This Popular Online Betting Firm Has Been Fined For Failing To Protect Those At Risk Of Addiction

    888 was fined £7.8 million after 7,000 vulnerable customers who had self-excluded from the site were still able to gamble due to a technical error.

    One of the UK's largest online betting companies failed to adequately protect gamblers from "harm" when a flaw in its system allowed those who had chosen to freeze access to their accounts were still able to place bets.

    888, which runs casino, poker, sport, and bingo gambling sites, has been handed a record £7.8 million fine by the Gambling Commission, which said it had uncovered "serious failings" in the organisation's handling of vulnerable customers.

    Betting firms are required to have processes in place to protect consumers at risk of addiction, which includes enabling people to "self-exclude" across all platforms. This option is typically taken up by someone who recognises their gambling might be spiralling out of control.

    In the case of 888, it was found that more than 7,000 customers who had self-excluded were still able to access online bingo as a result of a technical error for a "prolonged" period of 13 months.

    The company raised the alarm itself, prompting the industry regulator to open an investigation that found 888 did have self-exclusion procedures in place but that those procedures were "not robust enough".

    It also found the company had failed to recognise "visible signs" of problem gambling, including one customer who staked more than £1.3 million during the period.

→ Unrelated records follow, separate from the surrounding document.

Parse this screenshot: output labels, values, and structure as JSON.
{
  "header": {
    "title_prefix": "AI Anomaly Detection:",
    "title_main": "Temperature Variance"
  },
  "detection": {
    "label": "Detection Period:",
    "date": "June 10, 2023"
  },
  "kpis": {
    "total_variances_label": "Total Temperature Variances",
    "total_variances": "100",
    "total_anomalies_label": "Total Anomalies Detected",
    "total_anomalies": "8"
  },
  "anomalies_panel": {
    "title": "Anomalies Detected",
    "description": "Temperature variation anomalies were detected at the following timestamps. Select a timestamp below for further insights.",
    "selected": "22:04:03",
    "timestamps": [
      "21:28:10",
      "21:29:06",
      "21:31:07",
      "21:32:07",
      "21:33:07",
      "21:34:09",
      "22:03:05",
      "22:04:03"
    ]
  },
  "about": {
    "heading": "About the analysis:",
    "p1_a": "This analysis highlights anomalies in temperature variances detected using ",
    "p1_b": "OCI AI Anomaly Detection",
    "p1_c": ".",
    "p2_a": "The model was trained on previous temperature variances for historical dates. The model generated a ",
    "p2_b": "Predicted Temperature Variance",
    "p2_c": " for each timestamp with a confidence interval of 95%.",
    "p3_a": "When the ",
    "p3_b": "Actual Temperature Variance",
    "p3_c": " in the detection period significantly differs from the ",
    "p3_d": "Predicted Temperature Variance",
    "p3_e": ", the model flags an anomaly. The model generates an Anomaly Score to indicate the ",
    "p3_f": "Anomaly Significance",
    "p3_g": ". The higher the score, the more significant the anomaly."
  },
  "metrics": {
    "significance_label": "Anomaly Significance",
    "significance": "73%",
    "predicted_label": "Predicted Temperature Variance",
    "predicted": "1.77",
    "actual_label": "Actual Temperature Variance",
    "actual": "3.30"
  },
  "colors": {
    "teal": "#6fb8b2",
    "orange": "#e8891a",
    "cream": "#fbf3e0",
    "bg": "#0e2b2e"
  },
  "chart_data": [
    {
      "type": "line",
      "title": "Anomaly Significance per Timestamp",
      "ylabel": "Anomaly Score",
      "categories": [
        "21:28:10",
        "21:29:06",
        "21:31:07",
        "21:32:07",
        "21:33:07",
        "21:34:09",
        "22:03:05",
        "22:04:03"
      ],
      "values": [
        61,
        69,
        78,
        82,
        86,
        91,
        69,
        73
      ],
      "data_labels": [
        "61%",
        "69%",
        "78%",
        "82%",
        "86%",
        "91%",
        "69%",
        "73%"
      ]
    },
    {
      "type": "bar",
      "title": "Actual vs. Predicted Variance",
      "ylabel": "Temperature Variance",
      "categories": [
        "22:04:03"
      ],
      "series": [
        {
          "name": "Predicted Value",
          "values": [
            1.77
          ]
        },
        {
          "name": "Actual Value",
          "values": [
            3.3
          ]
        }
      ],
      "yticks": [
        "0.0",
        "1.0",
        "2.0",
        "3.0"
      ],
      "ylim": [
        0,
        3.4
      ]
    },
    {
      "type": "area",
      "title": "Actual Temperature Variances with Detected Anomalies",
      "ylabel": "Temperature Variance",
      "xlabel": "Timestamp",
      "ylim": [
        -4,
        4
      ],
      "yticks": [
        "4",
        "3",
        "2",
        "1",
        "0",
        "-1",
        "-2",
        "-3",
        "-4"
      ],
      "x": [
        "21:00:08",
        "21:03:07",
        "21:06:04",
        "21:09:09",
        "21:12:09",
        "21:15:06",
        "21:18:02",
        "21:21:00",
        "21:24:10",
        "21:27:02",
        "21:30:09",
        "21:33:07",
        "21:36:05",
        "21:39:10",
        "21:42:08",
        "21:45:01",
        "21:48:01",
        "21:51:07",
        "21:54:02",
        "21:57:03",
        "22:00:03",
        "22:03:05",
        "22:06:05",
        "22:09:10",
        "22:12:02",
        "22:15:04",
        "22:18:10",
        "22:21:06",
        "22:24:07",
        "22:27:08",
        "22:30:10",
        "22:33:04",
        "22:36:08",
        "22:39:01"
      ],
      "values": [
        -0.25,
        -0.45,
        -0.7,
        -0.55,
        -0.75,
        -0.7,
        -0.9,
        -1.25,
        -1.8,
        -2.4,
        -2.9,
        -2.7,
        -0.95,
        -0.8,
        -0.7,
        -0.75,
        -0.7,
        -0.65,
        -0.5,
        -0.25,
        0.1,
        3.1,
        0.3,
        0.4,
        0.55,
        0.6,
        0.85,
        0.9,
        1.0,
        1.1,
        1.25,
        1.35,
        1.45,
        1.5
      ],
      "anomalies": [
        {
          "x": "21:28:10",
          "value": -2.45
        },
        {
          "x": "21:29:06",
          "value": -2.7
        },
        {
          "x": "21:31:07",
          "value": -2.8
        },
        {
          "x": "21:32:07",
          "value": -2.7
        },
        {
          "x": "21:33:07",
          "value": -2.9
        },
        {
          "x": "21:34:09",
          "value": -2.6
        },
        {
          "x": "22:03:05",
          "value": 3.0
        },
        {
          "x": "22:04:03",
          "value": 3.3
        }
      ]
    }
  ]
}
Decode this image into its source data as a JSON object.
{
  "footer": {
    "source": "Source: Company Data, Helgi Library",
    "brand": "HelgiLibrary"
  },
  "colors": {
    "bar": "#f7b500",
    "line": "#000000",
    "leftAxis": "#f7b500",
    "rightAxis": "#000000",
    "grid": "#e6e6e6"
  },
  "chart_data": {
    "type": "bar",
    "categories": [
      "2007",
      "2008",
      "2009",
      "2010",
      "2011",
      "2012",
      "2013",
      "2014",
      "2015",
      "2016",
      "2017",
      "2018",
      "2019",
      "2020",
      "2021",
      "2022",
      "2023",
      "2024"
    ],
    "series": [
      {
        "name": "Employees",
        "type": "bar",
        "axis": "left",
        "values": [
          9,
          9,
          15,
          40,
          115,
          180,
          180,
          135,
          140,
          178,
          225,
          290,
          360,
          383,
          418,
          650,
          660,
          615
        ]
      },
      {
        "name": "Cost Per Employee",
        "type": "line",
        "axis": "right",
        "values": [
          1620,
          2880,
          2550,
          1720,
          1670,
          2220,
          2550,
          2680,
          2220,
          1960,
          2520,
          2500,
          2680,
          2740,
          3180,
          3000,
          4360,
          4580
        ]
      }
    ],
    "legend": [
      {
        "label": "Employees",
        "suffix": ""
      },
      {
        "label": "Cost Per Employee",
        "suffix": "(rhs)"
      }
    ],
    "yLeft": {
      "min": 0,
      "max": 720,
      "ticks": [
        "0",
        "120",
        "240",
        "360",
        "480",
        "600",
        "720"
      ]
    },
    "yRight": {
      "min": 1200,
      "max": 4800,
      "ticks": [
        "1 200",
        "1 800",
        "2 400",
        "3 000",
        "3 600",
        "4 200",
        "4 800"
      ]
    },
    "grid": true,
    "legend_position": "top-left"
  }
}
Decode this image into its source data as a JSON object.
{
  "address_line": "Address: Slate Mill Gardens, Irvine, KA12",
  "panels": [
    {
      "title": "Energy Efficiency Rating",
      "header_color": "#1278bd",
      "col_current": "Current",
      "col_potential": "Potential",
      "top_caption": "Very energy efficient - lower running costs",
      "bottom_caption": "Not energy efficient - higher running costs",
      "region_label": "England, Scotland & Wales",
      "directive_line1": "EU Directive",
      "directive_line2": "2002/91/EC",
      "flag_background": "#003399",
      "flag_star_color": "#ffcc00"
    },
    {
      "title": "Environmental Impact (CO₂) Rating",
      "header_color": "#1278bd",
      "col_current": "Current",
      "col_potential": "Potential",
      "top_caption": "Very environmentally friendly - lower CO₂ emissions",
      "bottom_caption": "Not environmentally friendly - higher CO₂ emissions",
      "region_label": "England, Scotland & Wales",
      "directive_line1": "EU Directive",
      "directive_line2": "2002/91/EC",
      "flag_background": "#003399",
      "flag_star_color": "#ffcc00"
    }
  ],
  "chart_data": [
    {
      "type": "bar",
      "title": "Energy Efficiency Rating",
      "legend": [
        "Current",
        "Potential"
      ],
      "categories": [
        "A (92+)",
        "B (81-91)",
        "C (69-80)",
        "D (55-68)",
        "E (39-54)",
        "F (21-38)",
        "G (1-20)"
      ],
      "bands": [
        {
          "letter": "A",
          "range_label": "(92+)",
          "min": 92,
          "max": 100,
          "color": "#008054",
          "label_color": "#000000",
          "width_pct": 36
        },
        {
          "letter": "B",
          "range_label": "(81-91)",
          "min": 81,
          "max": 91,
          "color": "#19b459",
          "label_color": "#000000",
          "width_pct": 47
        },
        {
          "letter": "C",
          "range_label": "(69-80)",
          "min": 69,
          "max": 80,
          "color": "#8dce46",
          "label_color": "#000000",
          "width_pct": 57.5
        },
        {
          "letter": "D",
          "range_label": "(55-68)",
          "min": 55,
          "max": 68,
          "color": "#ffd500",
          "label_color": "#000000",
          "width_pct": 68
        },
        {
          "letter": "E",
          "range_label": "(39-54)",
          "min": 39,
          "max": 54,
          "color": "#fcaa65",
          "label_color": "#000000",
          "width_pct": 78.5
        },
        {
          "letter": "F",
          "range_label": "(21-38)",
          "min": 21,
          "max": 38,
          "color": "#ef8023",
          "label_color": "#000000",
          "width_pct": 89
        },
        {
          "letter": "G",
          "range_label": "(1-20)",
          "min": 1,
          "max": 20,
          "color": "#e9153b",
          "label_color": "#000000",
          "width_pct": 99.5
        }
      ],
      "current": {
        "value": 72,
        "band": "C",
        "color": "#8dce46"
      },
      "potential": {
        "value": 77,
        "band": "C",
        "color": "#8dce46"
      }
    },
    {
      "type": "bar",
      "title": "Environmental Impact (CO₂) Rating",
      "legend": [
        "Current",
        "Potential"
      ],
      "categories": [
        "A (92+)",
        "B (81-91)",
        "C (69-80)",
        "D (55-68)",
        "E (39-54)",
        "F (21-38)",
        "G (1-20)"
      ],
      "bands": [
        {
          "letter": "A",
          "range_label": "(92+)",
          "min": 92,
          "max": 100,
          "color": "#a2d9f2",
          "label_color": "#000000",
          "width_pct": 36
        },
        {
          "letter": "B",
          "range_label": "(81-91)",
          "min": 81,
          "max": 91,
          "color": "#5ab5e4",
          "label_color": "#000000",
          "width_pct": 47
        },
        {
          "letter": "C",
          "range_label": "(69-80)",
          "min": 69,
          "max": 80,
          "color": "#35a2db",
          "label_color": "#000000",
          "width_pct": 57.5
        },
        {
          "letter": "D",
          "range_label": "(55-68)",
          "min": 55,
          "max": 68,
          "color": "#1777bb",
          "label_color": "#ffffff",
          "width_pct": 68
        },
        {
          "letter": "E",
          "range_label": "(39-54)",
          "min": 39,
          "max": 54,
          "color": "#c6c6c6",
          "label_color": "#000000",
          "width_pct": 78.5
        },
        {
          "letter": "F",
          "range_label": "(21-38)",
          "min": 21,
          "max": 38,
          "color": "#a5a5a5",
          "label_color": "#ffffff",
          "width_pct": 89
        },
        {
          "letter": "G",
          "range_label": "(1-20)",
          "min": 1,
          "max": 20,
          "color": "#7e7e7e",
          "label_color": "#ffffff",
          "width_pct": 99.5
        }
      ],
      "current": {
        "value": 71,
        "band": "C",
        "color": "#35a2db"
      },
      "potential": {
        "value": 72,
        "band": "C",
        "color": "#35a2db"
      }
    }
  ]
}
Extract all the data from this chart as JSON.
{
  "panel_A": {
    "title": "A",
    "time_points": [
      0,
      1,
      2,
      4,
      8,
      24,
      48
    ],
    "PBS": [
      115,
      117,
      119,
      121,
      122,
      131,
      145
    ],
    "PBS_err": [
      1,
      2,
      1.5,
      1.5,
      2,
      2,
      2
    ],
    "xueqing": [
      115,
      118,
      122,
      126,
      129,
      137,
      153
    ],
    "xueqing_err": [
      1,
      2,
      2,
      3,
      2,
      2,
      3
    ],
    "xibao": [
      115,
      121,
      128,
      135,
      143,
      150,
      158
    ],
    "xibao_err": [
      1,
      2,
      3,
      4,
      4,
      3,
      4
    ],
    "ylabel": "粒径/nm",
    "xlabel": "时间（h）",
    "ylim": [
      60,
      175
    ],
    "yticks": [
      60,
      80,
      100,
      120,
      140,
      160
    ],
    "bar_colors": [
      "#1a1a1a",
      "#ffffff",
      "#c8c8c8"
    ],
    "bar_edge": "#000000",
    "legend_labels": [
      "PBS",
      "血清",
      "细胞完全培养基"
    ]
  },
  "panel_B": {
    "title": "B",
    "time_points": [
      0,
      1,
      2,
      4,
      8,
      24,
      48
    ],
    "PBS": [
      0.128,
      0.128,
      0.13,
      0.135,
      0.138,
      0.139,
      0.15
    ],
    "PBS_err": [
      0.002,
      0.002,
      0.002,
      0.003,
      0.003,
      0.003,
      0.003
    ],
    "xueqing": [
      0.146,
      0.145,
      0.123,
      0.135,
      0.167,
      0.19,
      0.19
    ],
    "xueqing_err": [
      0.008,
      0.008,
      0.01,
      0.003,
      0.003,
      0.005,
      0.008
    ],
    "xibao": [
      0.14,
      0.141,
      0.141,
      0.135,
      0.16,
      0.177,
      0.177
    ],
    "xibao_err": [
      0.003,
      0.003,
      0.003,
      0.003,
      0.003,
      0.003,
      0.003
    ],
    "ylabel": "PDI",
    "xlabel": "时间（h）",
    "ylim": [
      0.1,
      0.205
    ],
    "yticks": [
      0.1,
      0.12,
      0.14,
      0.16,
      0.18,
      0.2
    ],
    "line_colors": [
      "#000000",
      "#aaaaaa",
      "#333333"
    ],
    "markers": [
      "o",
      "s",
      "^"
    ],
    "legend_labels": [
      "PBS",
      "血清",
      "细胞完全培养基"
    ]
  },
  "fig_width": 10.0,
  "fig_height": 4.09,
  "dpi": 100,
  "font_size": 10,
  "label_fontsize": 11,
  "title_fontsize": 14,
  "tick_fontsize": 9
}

    "The lack of interaction with the customer" – who it later emerged had stolen £55,000 from their employer to fund their betting – raised "serious concerns about 888's safeguarding of customers at risk of gambling harm", the regulator said.

    Sarah Harrison, Gambling Commission CEO, said safeguarding consumers was "not optional" and that the penalty reflected "the seriousness of 888’s failings to protect vulnerable customers".

    The fine includes repayment of the deposits made by self-excluded customers, compensation to the employer from whom money was stolen, and over £4 million to be paid to a socially responsible cause that tackles gambling-related harm, the commission said.

    It has also ordered an independent audit of 888’s customer protection procedures.

    In a statement, the company said it "regrets" the "historic failings" and accepted the conclusion of the review. They said it had since taken significant lengths in order to address the concerns and prevent the issues from reoccurring, including training staff to identify and interact better with vulnerable customers.

    "888 has always been focused on providing a safe and fair online gaming entertainment for our customers," the statement read. "The review highlighted some areas for improvement in 888’s tools and processes and we have swiftly taken action to address these issues."